M. Sheikh a également fait la lumière sur les principaux problèmes que posent les stablecoins décentralisés actuellement sur le marché. Selon lui, la majorité de ces stablecoins sont si profondément ancrés dans l'USDC qu'ils sont à peine décentralisés.

De nombreux pools d'exchanges décentralisés et stablecoins décentralisés, tels que DAI et Frax (FRAX), ont une exposition collatérale significative à l'USDC. C'est pourquoi l'émetteur du DAI, MakerDAO, a présenté une proposition d'urgence pour faire face aux risques liés à son exposition aux garanties en USDC d'un montant de 3,1 milliards de dollars lors de la récente dépréciation.

En fait, « l'aura de leur marketing décentralisé est maintenant anéantie par les récentes difficultés de l'USDC, qui ont rapidement érodé l'ancrage du DAI. Le passage à un stablecoin décentralisé est trop lointain car le futur stablecoin dominant n'existe pas encore. Les exchanges soutiennent ces monnaies uniquement pour en tirer des bénéfices en termes de volume. Les quelques paires BTC/DAI et autres paires similaires qui existent sont si faibles dans une activité que l'avenir prévisible ne montre aucun signe de passage à des stablecoins décentralisés chez les principaux partenaires de liquidité. », a déclaré M. Sheikh.

Les échanges de cryptomonnaies sont liés aux stablecoins adossés à des fiats

Les stablecoins adossés à la monnaie fiduciaire sont devenus une bouée de sauvetage dans le monde actuel des cryptomonnaies.
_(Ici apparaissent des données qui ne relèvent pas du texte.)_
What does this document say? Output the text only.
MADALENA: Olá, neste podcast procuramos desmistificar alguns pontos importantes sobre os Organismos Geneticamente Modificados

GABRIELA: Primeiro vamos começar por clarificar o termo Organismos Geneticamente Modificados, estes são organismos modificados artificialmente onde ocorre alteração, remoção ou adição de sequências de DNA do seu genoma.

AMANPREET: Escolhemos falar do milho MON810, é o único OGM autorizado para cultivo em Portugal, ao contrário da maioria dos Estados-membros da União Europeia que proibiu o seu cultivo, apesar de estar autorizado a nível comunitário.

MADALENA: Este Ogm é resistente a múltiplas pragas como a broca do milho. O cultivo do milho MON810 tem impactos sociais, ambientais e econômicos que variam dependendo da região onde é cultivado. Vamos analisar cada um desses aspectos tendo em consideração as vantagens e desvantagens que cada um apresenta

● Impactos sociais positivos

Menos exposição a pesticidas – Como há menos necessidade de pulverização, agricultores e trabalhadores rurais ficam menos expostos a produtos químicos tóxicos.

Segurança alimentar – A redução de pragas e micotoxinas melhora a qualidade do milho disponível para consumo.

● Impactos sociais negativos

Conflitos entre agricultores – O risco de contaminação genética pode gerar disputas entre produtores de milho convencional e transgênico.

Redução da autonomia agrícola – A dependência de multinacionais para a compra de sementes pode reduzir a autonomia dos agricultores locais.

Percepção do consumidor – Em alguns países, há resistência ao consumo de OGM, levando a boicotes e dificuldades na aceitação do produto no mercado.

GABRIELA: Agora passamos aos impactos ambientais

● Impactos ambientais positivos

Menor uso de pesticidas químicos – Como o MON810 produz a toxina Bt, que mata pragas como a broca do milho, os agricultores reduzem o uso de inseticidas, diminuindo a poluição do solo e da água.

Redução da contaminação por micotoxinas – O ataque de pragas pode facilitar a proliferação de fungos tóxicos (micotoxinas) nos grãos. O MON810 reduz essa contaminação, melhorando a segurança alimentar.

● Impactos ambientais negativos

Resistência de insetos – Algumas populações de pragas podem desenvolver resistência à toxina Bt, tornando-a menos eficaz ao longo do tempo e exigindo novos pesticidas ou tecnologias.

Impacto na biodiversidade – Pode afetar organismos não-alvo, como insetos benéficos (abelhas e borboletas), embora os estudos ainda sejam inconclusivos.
Au début des échanges de cryptomonnaies, ces stablecoins ont servi d'outil d'intégration pour de nombreux traders et, au cours de la dernière décennie, ils sont également devenus un fournisseur clé de liquidités.

« Les stablecoins adossés à la monnaie fiduciaire sont si profondément ancrés dans les échanges qu'il est très improbable de s'attendre à un changement radical malgré la surveillance réglementaire. » a déclaré M. Shiekh à Cointelgraph.

Abdul Rafay Gadit, cofondateur de la plateforme de trading de cryptomonnaies Zignaly, a déclaré à Cointelegraph que malgré la récente dépréciation de l'USDC, les plateformes de trading de cryptomonnaies préféraient toujours les stablecoins indexés au dollar américain.

« Je pense personnellement que [Tether] USDT est le meilleur stablecoin à l'heure actuelle, soigneusement ancré 1:1 et en quelque sorte à l'écart des réglementations injustes également. L' USDC a été malheureux en raison de ses liens avec SVB [Silicon Valley Bank] ; sinon, ils gèrent une excellente entreprise », a-t-il déclaré.

Il a déclaré à Cointelegraph que les stablecoins centralisés sont des bouées de sauvetage pour l'écosystème crypto et que, malgré la pression réglementaire, ils continueront à être une force dominante.

Gadit a déclaré que les exchanges pourraient s'éloigner des États-Unis, mais que les stablecoins garantis par des fiats continueront à régner :

« L'action contre le BUSD ressemble à de la victimisation ; je pense que c'est injustifié et totalement injuste. À l'avenir, les émetteurs de stablecoins essaieront de rester à l'écart des États-Unis, tout comme l'émetteur d'USDT, Tether, qui opère à partir de Hong Kong. »

Tether (USDT) continue de dominer le marché des stablecoins en dépit de la surveillance réglementaire dont font l'objet de nombreux autres stablecoins indexés au dollar américain. Les experts du secteur estiment que même si les stablecoins décentralisés semblent prometteurs, leur mise en œuvre dans le monde réel est sujette à caution. Par conséquent, les stablecoins centralisés continueront probablement à dominer le marché des cryptomonnaies.